Debates podem fazer os direitos das domésticas voltarem à estaca zero

Dificilmente os patrões saberão ainda este ano como implementar os direitos garantidos pela emenda constitucional que ampliou os direitos dos trabalhadores domésticos, promulgada há mais de um ano

iG Minas Gerais | DA REDAÇÃO |

Os debates internos no Congresso Nacional em torno da regulamentação do trabalho doméstico devem fazer o projeto voltar à estaca zero. A proposta já havia sido aprovada em julho passado em uma comissão especial, mas 50 emendas apresentadas na Câmara fizeram o texto retornar à comissão novamente. Com o vaivém, dificilmente os patrões saberão ainda este ano como implementar os direitos garantidos pela emenda constitucional que ampliou os direitos dos trabalhadores domésticos, promulgada há mais de um ano.

Embora a intenção do senador Romero Jucá (PMDB-RR), relator na Comissão de Consolidação das Leis, para a qual a proposta retornou, defenda uma tramitação mais rápida, a CPI da Petrobras tem centralizado as atenções e esforços no Congresso. Vai se somar a isso a proximidade da Copa do Mundo e o início da campanha eleitoral, eventos que esvaziarão os corredores da Câmara e do Senado. O peemedebista, contudo, garante que apresenta um novo relatório ainda nesta semana, com poucas alterações. "Devo acatar uma ou outra emenda. Ainda estou decidindo. Mas nada que mude muito o que já formulei antes", disse o relator. O projeto está na pauta de hoje da comissão.

Jucá avalia que seu relatório, aprovado em julho na Comissão de Leis, composta por deputados e senadores, foi negociado até o limite com o governo e está amadurecido. Por isso, a tendência é que ele rejeite praticamente todas as emendas apresentadas pelos deputados.

Entre as mudanças sugeridas está a obrigação do pagamento de contribuição sindical, a flexibilização do banco de horas, jornada de 12 horas por 36, exame médico admissional, periódico e demissional do empregado, além de mudanças nas alíquotas fixadas por Jucá.
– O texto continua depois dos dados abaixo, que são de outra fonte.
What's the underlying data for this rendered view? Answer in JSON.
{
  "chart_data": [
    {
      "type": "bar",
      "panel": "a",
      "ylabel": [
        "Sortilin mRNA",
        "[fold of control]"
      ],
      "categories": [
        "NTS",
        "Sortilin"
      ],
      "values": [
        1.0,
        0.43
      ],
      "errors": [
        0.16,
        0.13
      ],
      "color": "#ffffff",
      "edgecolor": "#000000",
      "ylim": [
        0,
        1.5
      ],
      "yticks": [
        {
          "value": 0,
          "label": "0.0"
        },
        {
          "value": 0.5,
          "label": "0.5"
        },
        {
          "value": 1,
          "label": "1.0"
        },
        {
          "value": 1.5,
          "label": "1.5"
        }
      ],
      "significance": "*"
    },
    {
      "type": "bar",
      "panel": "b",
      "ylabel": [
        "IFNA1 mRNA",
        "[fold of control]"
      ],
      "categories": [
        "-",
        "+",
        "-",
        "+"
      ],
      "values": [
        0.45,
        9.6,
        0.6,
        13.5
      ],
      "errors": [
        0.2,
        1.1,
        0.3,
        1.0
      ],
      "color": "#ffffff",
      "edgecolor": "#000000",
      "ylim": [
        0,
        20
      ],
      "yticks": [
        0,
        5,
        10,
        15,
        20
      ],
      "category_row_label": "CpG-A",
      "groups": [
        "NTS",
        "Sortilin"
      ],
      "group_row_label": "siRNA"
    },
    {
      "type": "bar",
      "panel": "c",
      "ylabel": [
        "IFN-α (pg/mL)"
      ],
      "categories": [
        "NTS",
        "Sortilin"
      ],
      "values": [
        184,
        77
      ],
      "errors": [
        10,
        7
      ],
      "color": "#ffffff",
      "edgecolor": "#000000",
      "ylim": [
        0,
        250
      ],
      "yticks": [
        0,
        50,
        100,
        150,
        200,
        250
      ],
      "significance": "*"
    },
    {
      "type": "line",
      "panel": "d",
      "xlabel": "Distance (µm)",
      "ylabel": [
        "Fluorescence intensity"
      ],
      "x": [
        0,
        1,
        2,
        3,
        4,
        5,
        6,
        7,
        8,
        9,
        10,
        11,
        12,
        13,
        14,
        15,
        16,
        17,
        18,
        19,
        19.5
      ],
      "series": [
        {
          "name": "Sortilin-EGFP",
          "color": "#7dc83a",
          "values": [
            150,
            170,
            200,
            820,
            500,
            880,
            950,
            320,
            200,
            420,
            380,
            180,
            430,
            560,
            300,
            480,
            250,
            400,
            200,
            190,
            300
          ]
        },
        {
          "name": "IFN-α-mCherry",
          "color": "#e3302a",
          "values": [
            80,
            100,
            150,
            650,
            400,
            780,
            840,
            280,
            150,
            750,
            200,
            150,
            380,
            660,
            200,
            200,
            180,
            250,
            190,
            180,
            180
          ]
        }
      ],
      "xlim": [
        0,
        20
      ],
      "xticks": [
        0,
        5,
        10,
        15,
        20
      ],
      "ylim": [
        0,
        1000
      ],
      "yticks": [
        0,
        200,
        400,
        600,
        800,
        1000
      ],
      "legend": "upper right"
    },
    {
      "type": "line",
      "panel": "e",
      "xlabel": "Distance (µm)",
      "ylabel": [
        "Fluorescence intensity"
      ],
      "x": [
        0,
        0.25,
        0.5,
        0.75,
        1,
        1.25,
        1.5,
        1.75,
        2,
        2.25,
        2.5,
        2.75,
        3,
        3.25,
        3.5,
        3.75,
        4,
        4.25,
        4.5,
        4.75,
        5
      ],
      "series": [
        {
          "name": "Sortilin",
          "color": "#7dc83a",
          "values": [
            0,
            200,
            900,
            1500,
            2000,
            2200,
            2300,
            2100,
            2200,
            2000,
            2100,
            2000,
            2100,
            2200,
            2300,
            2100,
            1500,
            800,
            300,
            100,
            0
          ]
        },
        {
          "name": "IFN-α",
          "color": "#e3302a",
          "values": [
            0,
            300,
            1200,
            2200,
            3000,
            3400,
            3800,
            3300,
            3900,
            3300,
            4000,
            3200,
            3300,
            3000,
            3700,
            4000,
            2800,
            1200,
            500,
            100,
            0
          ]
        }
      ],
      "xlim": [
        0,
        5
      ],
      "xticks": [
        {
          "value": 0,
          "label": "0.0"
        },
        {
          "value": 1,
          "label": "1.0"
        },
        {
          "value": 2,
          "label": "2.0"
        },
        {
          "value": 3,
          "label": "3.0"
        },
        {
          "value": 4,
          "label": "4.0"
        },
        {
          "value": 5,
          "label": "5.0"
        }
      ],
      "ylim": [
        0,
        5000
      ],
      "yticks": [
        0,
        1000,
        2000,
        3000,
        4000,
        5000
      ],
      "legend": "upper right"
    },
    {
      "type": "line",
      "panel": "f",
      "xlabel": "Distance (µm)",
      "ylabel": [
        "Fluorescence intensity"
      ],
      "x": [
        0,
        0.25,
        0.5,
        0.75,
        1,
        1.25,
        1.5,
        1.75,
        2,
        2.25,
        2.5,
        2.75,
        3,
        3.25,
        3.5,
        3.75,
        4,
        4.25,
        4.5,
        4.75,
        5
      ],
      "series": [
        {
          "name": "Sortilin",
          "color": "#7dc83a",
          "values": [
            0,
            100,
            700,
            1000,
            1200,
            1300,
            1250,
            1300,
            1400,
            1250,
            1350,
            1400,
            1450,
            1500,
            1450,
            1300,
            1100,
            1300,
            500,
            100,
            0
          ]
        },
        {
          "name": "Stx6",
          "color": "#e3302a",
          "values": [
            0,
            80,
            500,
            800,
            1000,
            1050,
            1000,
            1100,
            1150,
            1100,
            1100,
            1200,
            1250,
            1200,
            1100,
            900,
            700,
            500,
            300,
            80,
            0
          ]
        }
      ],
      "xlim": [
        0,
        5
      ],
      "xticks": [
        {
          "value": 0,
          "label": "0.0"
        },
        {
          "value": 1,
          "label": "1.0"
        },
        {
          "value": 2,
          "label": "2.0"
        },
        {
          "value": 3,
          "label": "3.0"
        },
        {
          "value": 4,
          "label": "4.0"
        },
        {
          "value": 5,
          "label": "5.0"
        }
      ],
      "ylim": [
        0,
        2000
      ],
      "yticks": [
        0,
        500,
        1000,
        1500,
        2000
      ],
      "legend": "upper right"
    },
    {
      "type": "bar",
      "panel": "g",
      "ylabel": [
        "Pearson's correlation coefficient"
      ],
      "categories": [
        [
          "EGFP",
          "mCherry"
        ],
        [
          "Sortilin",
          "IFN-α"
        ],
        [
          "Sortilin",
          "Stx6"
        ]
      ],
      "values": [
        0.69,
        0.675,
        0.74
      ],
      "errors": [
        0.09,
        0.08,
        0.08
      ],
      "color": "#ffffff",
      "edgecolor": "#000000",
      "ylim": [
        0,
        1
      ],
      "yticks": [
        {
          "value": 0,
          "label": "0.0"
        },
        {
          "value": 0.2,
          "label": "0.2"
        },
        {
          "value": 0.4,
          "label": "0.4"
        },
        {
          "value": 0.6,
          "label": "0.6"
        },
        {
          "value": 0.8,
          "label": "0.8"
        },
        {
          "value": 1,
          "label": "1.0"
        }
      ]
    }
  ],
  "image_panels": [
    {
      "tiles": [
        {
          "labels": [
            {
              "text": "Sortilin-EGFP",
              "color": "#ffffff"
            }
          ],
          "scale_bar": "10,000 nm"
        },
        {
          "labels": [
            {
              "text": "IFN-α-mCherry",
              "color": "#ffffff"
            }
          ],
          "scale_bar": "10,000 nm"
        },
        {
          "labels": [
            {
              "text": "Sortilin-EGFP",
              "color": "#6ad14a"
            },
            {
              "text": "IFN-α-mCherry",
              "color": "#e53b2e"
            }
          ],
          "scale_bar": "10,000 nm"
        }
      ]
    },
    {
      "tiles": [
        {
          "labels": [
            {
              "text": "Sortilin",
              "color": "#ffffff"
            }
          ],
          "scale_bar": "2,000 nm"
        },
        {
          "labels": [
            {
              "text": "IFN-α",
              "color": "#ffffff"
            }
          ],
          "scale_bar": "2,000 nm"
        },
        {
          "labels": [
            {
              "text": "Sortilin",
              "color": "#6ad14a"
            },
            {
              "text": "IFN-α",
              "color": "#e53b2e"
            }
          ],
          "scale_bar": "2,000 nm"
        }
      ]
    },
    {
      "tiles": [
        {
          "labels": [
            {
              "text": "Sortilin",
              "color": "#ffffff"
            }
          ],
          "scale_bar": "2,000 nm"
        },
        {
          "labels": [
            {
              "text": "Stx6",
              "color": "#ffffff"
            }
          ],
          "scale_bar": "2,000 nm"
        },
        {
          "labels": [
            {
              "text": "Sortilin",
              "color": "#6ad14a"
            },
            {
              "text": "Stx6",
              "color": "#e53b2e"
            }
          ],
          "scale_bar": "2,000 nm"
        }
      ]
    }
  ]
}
O senador foi taxativo: "Nada que onera ainda mais os patrões vai passar. Colocar muito encargo vai precarizar a relação de trabalho e diminuir o nível de emprego".

Regulamentação

Pontos fundamentais do texto devem ser mantidos. Jucá determinou que as primeiras 40 horas extras mensais - a Emenda Constitucional instituiu um regime de oito horas de trabalho diárias - devem ser pagas em dinheiro. O restante entra para o banco de compensação de horas, que pode ser revertido em folgas no fim de um ano.

O senador sugeriu ainda que o empregador pague 11,2% por mês de Fundo de Garantia do Tempo de Serviço (FGTS), dos quais 8% para a contribuição e 3,2% para um fundo ligado à multa de 40% por demissão sem justa causa. Romero Jucá alega ser necessário garantir aos patrões as condições de arcar com os custos trabalhistas gerados pela nova lei. Caso o empregado se afaste por conta própria ou seja demitido com justificativas previstas em lei, como maus-tratos e abandono de emprego, o patrão poderá reaver o valor, como se fosse uma poupança forçada.

A regulamentação redigida por Jucá fixa a contribuição sindical como facultativa e garante ao empregado doméstico seguro-desemprego por três e não cinco meses, como assegurado a outras categorias.